Barry, however, asserts that providing electronic records for consumer access “shouldn’t be cost-prohibitive, especially if third parties like Google offer personal data records online. The ease of access and the centralization will make it attainable no matter the size of the practice.

“The key,” he continues, “will be the means of appending the data to the record. If electronic interfaces facilitate broad integration, then the costs will be kept in check.”

Indeed, says Weber, “The hard part in this industry is getting all the players to agree on a solution. But I think we’ve reached a tipping point, where there are plenty of benefits on all sides–everyone walks away with something.”

Is it secure?

Weber also cites another potential sticking point, wondering “whether enough insurers will latch on to the convenience [of electronic records] to offset the diehard privacy advocates who say that health information online is simply a bad idea.

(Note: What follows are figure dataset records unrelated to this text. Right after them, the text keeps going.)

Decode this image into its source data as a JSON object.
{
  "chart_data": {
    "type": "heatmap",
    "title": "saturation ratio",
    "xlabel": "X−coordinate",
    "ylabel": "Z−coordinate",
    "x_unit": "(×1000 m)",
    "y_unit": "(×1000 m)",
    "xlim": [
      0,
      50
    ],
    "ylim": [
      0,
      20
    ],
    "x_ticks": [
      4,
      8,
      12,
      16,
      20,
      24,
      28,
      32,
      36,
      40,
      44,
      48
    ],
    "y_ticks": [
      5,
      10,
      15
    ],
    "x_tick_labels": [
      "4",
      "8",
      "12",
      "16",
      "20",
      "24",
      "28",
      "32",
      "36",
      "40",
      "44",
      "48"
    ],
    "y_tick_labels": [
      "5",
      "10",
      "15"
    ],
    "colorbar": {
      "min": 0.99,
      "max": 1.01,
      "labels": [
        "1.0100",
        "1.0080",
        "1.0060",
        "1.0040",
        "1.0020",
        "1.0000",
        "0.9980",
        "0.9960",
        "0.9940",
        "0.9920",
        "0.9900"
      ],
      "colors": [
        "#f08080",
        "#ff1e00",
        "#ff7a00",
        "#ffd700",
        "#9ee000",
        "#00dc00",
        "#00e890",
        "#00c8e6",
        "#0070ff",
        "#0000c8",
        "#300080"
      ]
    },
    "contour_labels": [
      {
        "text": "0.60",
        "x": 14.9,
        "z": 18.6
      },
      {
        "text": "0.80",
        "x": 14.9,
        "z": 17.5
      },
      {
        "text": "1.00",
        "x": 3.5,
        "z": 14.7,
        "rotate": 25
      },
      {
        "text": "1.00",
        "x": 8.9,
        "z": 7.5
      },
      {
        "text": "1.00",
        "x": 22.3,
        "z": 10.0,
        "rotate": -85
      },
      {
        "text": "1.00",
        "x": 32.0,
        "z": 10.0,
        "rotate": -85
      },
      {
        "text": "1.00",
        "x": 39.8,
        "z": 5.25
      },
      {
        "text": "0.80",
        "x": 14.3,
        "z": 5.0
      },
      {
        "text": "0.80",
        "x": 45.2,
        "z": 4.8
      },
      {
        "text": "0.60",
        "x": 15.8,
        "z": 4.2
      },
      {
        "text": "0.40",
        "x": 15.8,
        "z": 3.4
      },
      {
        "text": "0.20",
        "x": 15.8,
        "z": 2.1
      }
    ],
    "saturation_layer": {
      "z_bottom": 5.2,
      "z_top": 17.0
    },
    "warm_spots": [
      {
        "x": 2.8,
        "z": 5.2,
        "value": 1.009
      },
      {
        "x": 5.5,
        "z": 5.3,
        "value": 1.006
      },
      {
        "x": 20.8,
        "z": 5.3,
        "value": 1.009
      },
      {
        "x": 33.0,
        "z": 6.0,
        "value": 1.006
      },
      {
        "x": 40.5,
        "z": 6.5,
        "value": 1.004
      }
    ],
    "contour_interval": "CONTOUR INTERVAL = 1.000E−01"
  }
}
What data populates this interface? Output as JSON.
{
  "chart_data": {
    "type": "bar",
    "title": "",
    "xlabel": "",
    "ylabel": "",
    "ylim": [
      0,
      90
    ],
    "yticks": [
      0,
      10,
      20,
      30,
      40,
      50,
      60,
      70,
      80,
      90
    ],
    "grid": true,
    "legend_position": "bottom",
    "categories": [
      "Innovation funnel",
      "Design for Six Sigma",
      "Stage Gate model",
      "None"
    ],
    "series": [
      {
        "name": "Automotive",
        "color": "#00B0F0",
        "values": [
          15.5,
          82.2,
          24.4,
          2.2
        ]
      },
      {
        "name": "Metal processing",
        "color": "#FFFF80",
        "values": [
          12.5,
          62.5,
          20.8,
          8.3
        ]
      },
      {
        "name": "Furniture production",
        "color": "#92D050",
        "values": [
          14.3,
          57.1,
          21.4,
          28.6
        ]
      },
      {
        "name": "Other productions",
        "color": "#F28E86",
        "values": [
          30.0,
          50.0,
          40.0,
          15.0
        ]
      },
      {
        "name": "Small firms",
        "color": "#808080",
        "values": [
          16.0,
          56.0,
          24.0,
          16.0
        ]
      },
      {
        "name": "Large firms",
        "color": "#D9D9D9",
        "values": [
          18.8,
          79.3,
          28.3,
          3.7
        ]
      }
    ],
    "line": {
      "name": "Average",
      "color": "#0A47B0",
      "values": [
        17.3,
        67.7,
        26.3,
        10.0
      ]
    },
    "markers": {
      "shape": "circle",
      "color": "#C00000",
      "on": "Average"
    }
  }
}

“I would argue that electronic records–properly secured–are more secure than paper files floating around,” he says. “But selling that idea is difficult in light of disclosures about breaches of sensitive financial information.”

Securing data is in itself an expense, but according to Weber, these costs “pale in comparison to the inefficiency caused by ink on paper.”

“There are a lot of inexpensive ways to make data secure with password protection, data encryption, etc.,” states Barry. “Data security is not an enormous addition burden to be absorbed by the carrier. The carriers are used to it, and already have the knowledge and means to do it.”